In commissariato l'incontro con Giulio Regeni
«Vengo portato al primo piano, sono poi entrato: c'era un corridoio e mi hanno fatto sedere» conclude e vede Giulio Regeni: «In commissariato stava parlando con un ufficiale. Ho visto un ragazzo italiano di altezza media, aveva un jeans e una maglietta con una felpa, mi pare fosse azzurra. Aveva circa 30 anni, forse poco più». È il ritratto del testimone del giovane giornalista Giulio Regeni, in risposta alle domande di Colaiocco -. Portava la barba, ma era molto corta. Era in piedi e parlava in italiano con un ufficiale. Io ho detto: "sta chiedendo un avvocato"».
Delta: «Voleva un avvocato, e gli hanno tolto cellulare»
Poi ci hanno portato via, ci hanno fatto salire a bordo di un auto e ci hanno bendato gli occhi. Lui in auto ha continuato a chiedere di un avvocato, parlava in italiano». Il teste racconta poi del perché sa parlare in italiano, con qualche parola, ricordando di aver lavorato «in una società italiana per due anni e conosco qualche parola della vostra lingua» e quindi continua il racconto drammatico nelle ultime ore di Giulio Regeni: «L'ufficiale mi rispose: "fatti gli affari tuoi... vuoi fare l'interprete? Parla arabo meglio di te"».
Delta ricorda che potevano essere state «le ore 20 o le 21», quando ha visto che Regeni, «aveva un cellulare, ma è stato spento e gli è stato tolto». Insieme al telefono, «anche il portafoglio e i documenti».
Testimone Delta: «Bendati in auto, verso il "cimitero dei vivi"»
«Ci hanno picchiato. Io sono stato legato alle maniglie del letto e hanno usato la scossa elettrica. Porto ancora i segni sul mio corpo, ho segni su un braccio, ho in tutto cicatrici di 5 o 6 centimetri sulla tempia sinistra. I segni sul braccio sono coperti da una serie di tatuaggi e risalgono a quel luogo e a quei giorni» .

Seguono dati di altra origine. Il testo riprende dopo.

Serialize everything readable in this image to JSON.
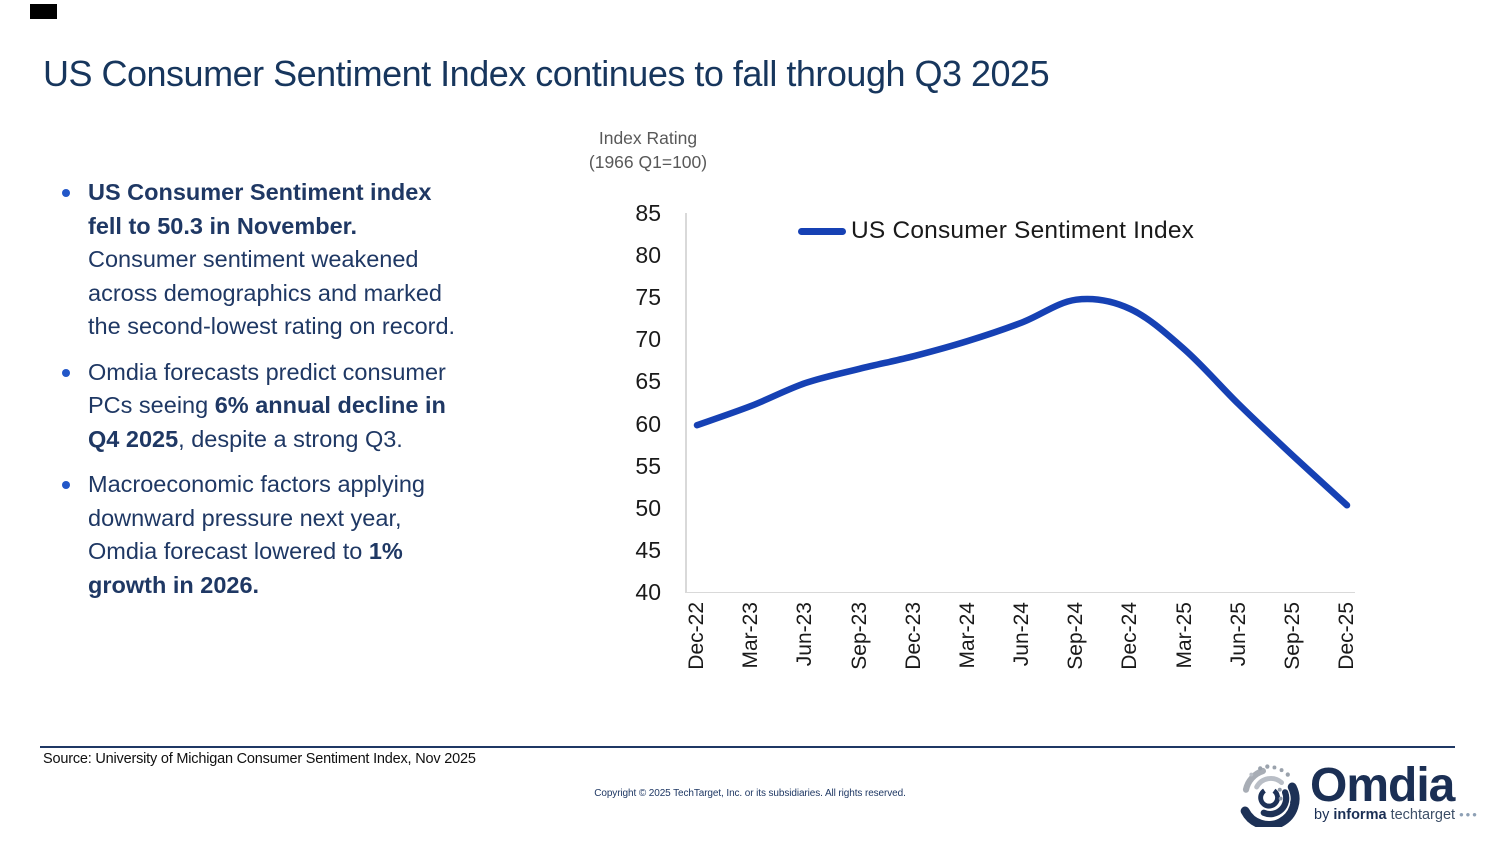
{
  "slide": {
    "title": "US Consumer Sentiment Index continues to fall through Q3 2025",
    "bullets": [
      {
        "segments": [
          {
            "text": "US Consumer Sentiment index fell to 50.3 in November.",
            "bold": true
          },
          {
            "text": " Consumer sentiment weakened across demographics and marked the second-lowest rating on record.",
            "bold": false
          }
        ]
      },
      {
        "segments": [
          {
            "text": "Omdia forecasts predict consumer PCs seeing ",
            "bold": false
          },
          {
            "text": "6% annual decline in Q4 2025",
            "bold": true
          },
          {
            "text": ", despite a strong Q3.",
            "bold": false
          }
        ]
      },
      {
        "segments": [
          {
            "text": "Macroeconomic factors applying downward pressure next year, Omdia forecast lowered to ",
            "bold": false
          },
          {
            "text": "1% growth in 2026.",
            "bold": true
          }
        ]
      }
    ]
  },
  "chart_data": {
    "type": "line",
    "title": "US Consumer Sentiment Index",
    "ylabel": "Index Rating (1966 Q1=100)",
    "xlabel": "",
    "axis_title_lines": [
      "Index Rating",
      "(1966 Q1=100)"
    ],
    "categories": [
      "Dec-22",
      "Mar-23",
      "Jun-23",
      "Sep-23",
      "Dec-23",
      "Mar-24",
      "Jun-24",
      "Sep-24",
      "Dec-24",
      "Mar-25",
      "Jun-25",
      "Sep-25",
      "Dec-25"
    ],
    "series": [
      {
        "name": "US Consumer Sentiment Index",
        "values": [
          59.8,
          62.1,
          64.8,
          66.5,
          68.0,
          69.8,
          72.0,
          74.7,
          73.6,
          68.8,
          62.3,
          56.2,
          50.3
        ]
      }
    ],
    "ylim": [
      40,
      85
    ],
    "ytick_step": 5,
    "grid": false,
    "legend_position": "top-center-inside",
    "line_color": "#1641B4"
  },
  "footer": {
    "source": "Source: University of Michigan Consumer Sentiment Index, Nov 2025",
    "copyright": "Copyright © 2025 TechTarget, Inc. or its subsidiaries. All rights reserved."
  },
  "logo": {
    "wordmark": "Omdia",
    "tagline": {
      "by": "by",
      "informa": "informa",
      "techtarget": "techtarget",
      "dots": "•••"
    }
  },
  "colors": {
    "accent_line": "#1641B4",
    "title_navy": "#17365D",
    "body_navy": "#1F3864",
    "bullet_dot_blue": "#2257C8",
    "axis_gray": "#D9D9D9",
    "axis_title_gray": "#595959",
    "tick_text": "#1A1A1A",
    "footer_rule_navy": "#1F3864",
    "logo_navy": "#1B2F54"
  }
}
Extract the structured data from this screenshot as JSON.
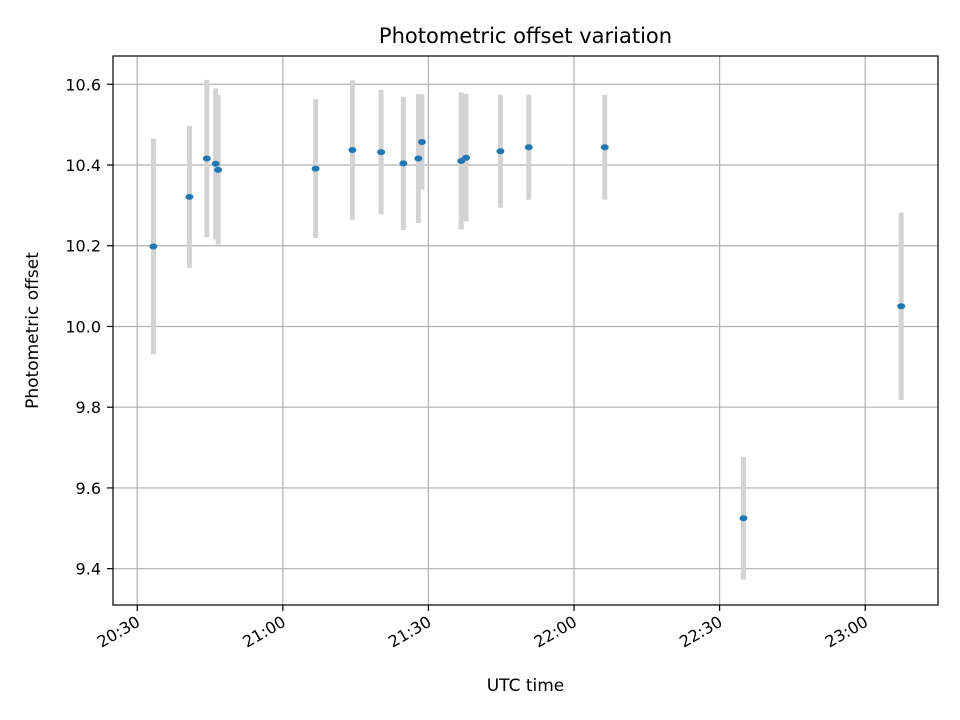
{
  "chart_data": {
    "type": "scatter",
    "title": "Photometric offset variation",
    "xlabel": "UTC time",
    "ylabel": "Photometric offset",
    "x_axis_type": "time",
    "xlim": [
      "20:25",
      "23:15"
    ],
    "ylim": [
      9.31,
      10.67
    ],
    "x_ticks": [
      "20:30",
      "21:00",
      "21:30",
      "22:00",
      "22:30",
      "23:00"
    ],
    "y_ticks": [
      9.4,
      9.6,
      9.8,
      10.0,
      10.2,
      10.4,
      10.6
    ],
    "y_tick_labels": [
      "9.4",
      "9.6",
      "9.8",
      "10.0",
      "10.2",
      "10.4",
      "10.6"
    ],
    "grid": true,
    "point_color": "#1f77b4",
    "errorbar_color": "#d3d3d3",
    "points": [
      {
        "x": "20:33:20",
        "y": 10.198,
        "yerr": 0.267
      },
      {
        "x": "20:40:45",
        "y": 10.321,
        "yerr": 0.176
      },
      {
        "x": "20:44:20",
        "y": 10.416,
        "yerr": 0.195
      },
      {
        "x": "20:46:10",
        "y": 10.403,
        "yerr": 0.187
      },
      {
        "x": "20:46:40",
        "y": 10.388,
        "yerr": 0.185
      },
      {
        "x": "21:06:45",
        "y": 10.391,
        "yerr": 0.172
      },
      {
        "x": "21:14:20",
        "y": 10.437,
        "yerr": 0.173
      },
      {
        "x": "21:20:15",
        "y": 10.432,
        "yerr": 0.154
      },
      {
        "x": "21:24:50",
        "y": 10.404,
        "yerr": 0.165
      },
      {
        "x": "21:27:55",
        "y": 10.416,
        "yerr": 0.16
      },
      {
        "x": "21:28:40",
        "y": 10.457,
        "yerr": 0.118
      },
      {
        "x": "21:36:45",
        "y": 10.41,
        "yerr": 0.17
      },
      {
        "x": "21:37:45",
        "y": 10.418,
        "yerr": 0.158
      },
      {
        "x": "21:44:50",
        "y": 10.434,
        "yerr": 0.14
      },
      {
        "x": "21:50:40",
        "y": 10.444,
        "yerr": 0.13
      },
      {
        "x": "22:06:20",
        "y": 10.444,
        "yerr": 0.13
      },
      {
        "x": "22:34:55",
        "y": 9.525,
        "yerr": 0.152
      },
      {
        "x": "23:07:25",
        "y": 10.05,
        "yerr": 0.232
      }
    ]
  }
}
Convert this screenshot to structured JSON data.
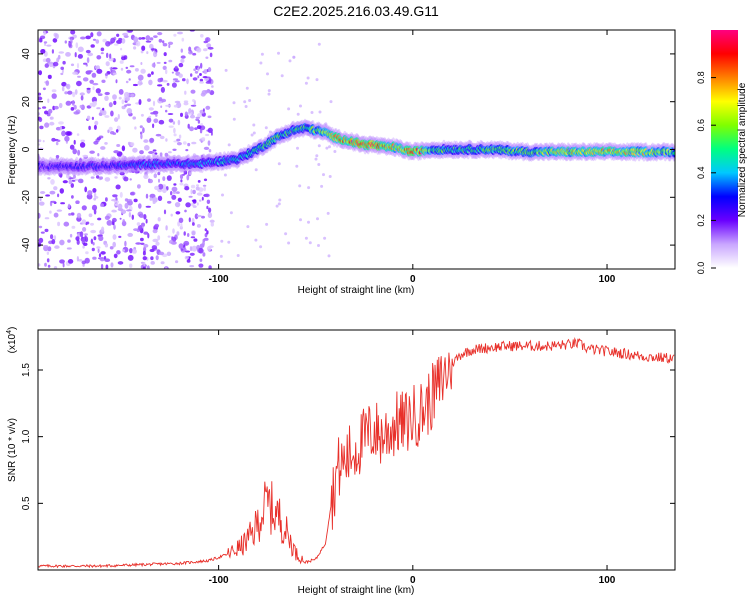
{
  "title": "C2E2.2025.216.03.49.G11",
  "chart_data": [
    {
      "type": "heatmap",
      "xlabel": "Height of straight line (km)",
      "ylabel": "Frequency (Hz)",
      "xlim": [
        -193,
        135
      ],
      "ylim": [
        -50,
        50
      ],
      "x_ticks": [
        -100,
        0,
        100
      ],
      "y_ticks": [
        -40,
        -20,
        0,
        20,
        40
      ],
      "colorbar": {
        "label": "Normalized spectral amplitude",
        "range": [
          0,
          1
        ],
        "ticks": [
          0.0,
          0.2,
          0.4,
          0.6,
          0.8
        ],
        "colors": [
          "#ffffff",
          "#c9a6ff",
          "#6a00ff",
          "#0000ff",
          "#00c8ff",
          "#00ff80",
          "#80ff00",
          "#ffff00",
          "#ff8000",
          "#ff0000",
          "#ff0080"
        ]
      },
      "ridge": {
        "x": [
          -190,
          -160,
          -130,
          -110,
          -100,
          -90,
          -80,
          -70,
          -62,
          -55,
          -50,
          -45,
          -40,
          -35,
          -30,
          -25,
          -20,
          -15,
          -10,
          -5,
          0,
          10,
          20,
          40,
          60,
          80,
          100,
          120,
          135
        ],
        "frequency": [
          -7,
          -7,
          -6,
          -6,
          -5,
          -4,
          0,
          5,
          8,
          9,
          8,
          7,
          5,
          4,
          3,
          2,
          2,
          1,
          1,
          0,
          -1,
          0,
          0,
          0,
          -1,
          -1,
          -1,
          -1,
          -1
        ],
        "amplitude": [
          0.25,
          0.3,
          0.35,
          0.4,
          0.4,
          0.45,
          0.5,
          0.55,
          0.5,
          0.55,
          0.6,
          0.65,
          0.75,
          0.85,
          0.9,
          0.95,
          0.95,
          0.85,
          0.75,
          0.75,
          0.95,
          0.55,
          0.5,
          0.55,
          0.6,
          0.7,
          0.75,
          0.7,
          0.6
        ]
      }
    },
    {
      "type": "line",
      "xlabel": "Height of straight line (km)",
      "ylabel": "SNR (10 * v/v)",
      "multiplier_label": "(x10",
      "multiplier_exp": "4",
      "xlim": [
        -193,
        135
      ],
      "ylim": [
        0,
        1.8
      ],
      "x_ticks": [
        -100,
        0,
        100
      ],
      "y_ticks": [
        0.5,
        1.0,
        1.5
      ],
      "color": "#e8302a",
      "series": [
        {
          "x": [
            -193,
            -180,
            -160,
            -140,
            -120,
            -105,
            -95,
            -88,
            -82,
            -78,
            -75,
            -72,
            -68,
            -64,
            -60,
            -55,
            -50,
            -45,
            -42,
            -39,
            -36,
            -33,
            -30,
            -27,
            -24,
            -20,
            -16,
            -12,
            -8,
            -4,
            0,
            4,
            8,
            12,
            16,
            20,
            25,
            30,
            40,
            50,
            60,
            70,
            80,
            85,
            90,
            100,
            110,
            120,
            130,
            135
          ],
          "values": [
            0.03,
            0.03,
            0.03,
            0.04,
            0.05,
            0.07,
            0.12,
            0.18,
            0.28,
            0.42,
            0.5,
            0.45,
            0.38,
            0.25,
            0.12,
            0.06,
            0.08,
            0.2,
            0.5,
            0.75,
            0.8,
            0.85,
            0.9,
            0.95,
            1.0,
            1.05,
            1.0,
            1.05,
            1.1,
            1.1,
            1.15,
            1.18,
            1.25,
            1.35,
            1.45,
            1.55,
            1.62,
            1.65,
            1.67,
            1.68,
            1.68,
            1.68,
            1.69,
            1.7,
            1.66,
            1.64,
            1.62,
            1.6,
            1.59,
            1.59
          ]
        }
      ]
    }
  ]
}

Il testimone, davanti alla prima corte d'Assise, ha quindi proseguito nella ricostruzione di quelle drammatiche ore: «Siamo stati portati in una sede di sicurezza dello Stato, noto come il "cimitero dei vivi". Giulio venne accompagnato nella sezione per gli stranieri. Non l'ho più visto. Ma sentivo quando veniva picchiato, perché eravamo in stanze vicine: quando si tratta di torturare le persone questi non fanno differenze: non sono razzisti».